Alone with its thoughts.

After part 32

“How do we let them live like that?” Joqauin asked as he looked down on the Stone Prison of Madrid.
“They are alive aren’t they?” sneered the inspector. His casual cruelty was not a surprise to Joqauin but it didn’t soften the pain. These people had done nothing wrong, they just happened to be in the country when the world fell. Spain had done a decent job of surviving, their borders shrank and the population moved inwards towards the capital. Food systems had become rationed but the people mostly learned how to survive together. Except the foreigners wouldnt go home. After months of feeding them, the government decided to camp them here. In a long concrete airplane hangar. They had shelter, and running water. More then they would have at home (especially the Americans), but that was about all they were allowed. No jobs, no purpose. Some politicians had advocated for them to be a part of the society, to help rebuild but the xenophobes had triumphed. Now most Spaniards forgot they had been placed here. Easier to turn a blind eye, to let them rot in what in all regards was a life sentence prison.
As long as they had what they needed on the outside who would fight for these people?
Joqauin watched for years as a guard and each day was harder on him. But he was one man, one man who these same people would see as nothing more than their captor. And he had a family at home, a daughter three, who never knew the world before. Perhaps she would always look at her father with love and admiration. But if she ever saw his job, and these humans below, how could she ever respect him again?
Joqauin knew he should do something. 

He knew.

He knew. 

After part 31


To lie in the fields without a worry,
To lament the bread on the floor as waste,
To sing out of joy, and not hunger.
The world is a place of wonder,
The world is a place of substance,
The world is a place of pain
A challenge for survival
A challenge of substance,
A challenge of language
And choosing the right words.
Because you can undo actions,
But never things spoken.

After part 30


In the outer reaches of Nebraska, Jack trained with his long bow, pulling back releasing the quiver, over and over again.

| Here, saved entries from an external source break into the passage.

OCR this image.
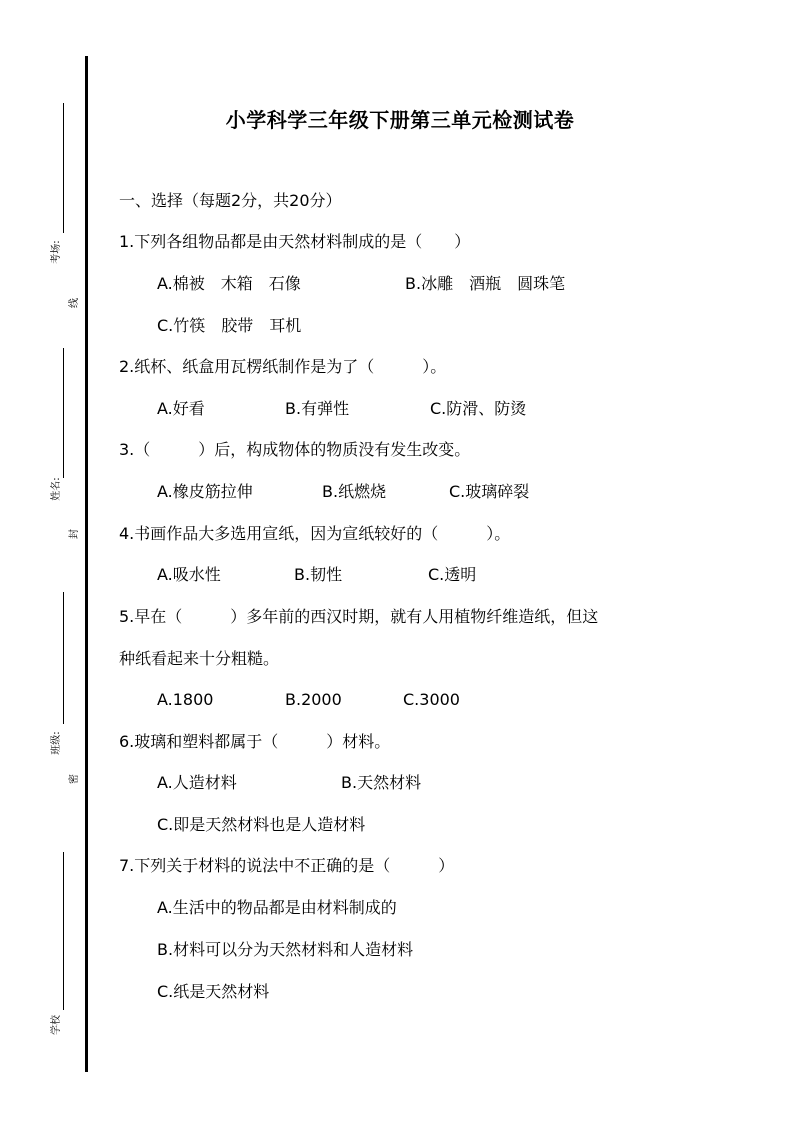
考场:
线
姓名:
封
班级:
密
学校
小学科学三年级下册第三单元检测试卷
一、选择（每题2分，共20分）
1.下列各组物品都是由天然材料制成的是（　　）
A.棉被　木箱　石像	B.冰雕　酒瓶　圆珠笔
C.竹筷　胶带　耳机
2.纸杯、纸盒用瓦楞纸制作是为了（　　　）。
A.好看	B.有弹性	C.防滑、防烫
3.（　　　）后，构成物体的物质没有发生改变。
A.橡皮筋拉伸	B.纸燃烧	C.玻璃碎裂
4.书画作品大多选用宣纸，因为宣纸较好的（　　　）。
A.吸水性	B.韧性	C.透明
5.早在（　　　）多年前的西汉时期，就有人用植物纤维造纸，但这
种纸看起来十分粗糙。
A.1800	B.2000	C.3000
6.玻璃和塑料都属于（　　　）材料。
A.人造材料	B.天然材料
C.即是天然材料也是人造材料
7.下列关于材料的说法中不正确的是（　　　）
A.生活中的物品都是由材料制成的
B.材料可以分为天然材料和人造材料
C.纸是天然材料
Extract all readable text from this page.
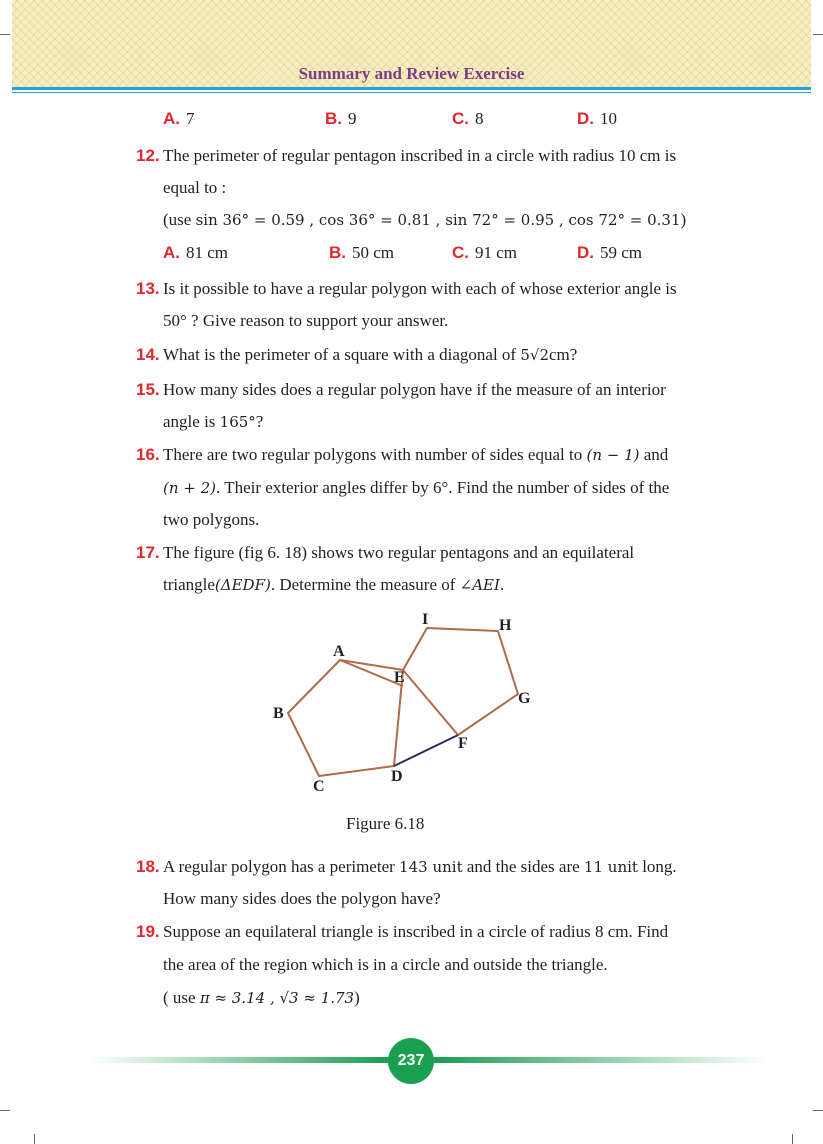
Summary and Review Exercise
A. 7	B. 9	C. 8	D. 10
12. The perimeter of regular pentagon inscribed in a circle with radius 10 cm is
equal to :
(use sin 36° = 0.59 , cos 36° = 0.81 , sin 72° = 0.95 , cos 72° = 0.31)
A. 81 cm	B. 50 cm	C. 91 cm	D. 59 cm
13. Is it possible to have a regular polygon with each of whose exterior angle is
50° ? Give reason to support your answer.
14. What is the perimeter of a square with a diagonal of 5√2cm?
15. How many sides does a regular polygon have if the measure of an interior
angle is 165°?
16. There are two regular polygons with number of sides equal to (n − 1) and
(n + 2). Their exterior angles differ by 6°. Find the number of sides of the
two polygons.
17. The figure (fig 6. 18) shows two regular pentagons and an equilateral
triangle(ΔEDF). Determine the measure of ∠AEI.
A
B
C
D
E
F
G
H
I
Figure 6.18
18. A regular polygon has a perimeter 143 unit and the sides are 11 unit long.
How many sides does the polygon have?
19. Suppose an equilateral triangle is inscribed in a circle of radius 8 cm. Find
the area of the region which is in a circle and outside the triangle.
( use π ≈ 3.14 , √3 ≈ 1.73)
237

Sometimes he hit the target, but often he did not hit anything at all. He would need to get better at this in the near future. His father had tried teaching him but Jack was never a very good student. Last winter his father went out the door to the small wooden building they had called home and never returned. For the first couple of nights his mother said he would be back. Slowly her shoulders sunk as the realization set in that he would not. Jack didn’t know what to make of it. Had his father been injured in the winter wilds and froze to death? Or had he just abandoned them? Jack wasn’t sure and didn’t dwell on it for long. He knew now he had to figure out how to stock their reserves before the cold came again. The garden was pretty self sufficient, and his mother had already begun the canning process but they would need meat as well. So far Jack hadn’t been able to catch anything in the traps the family had spread across the woods. He would have to hunt to survive. So he pulled back the arrow once more, let fly. And missed again.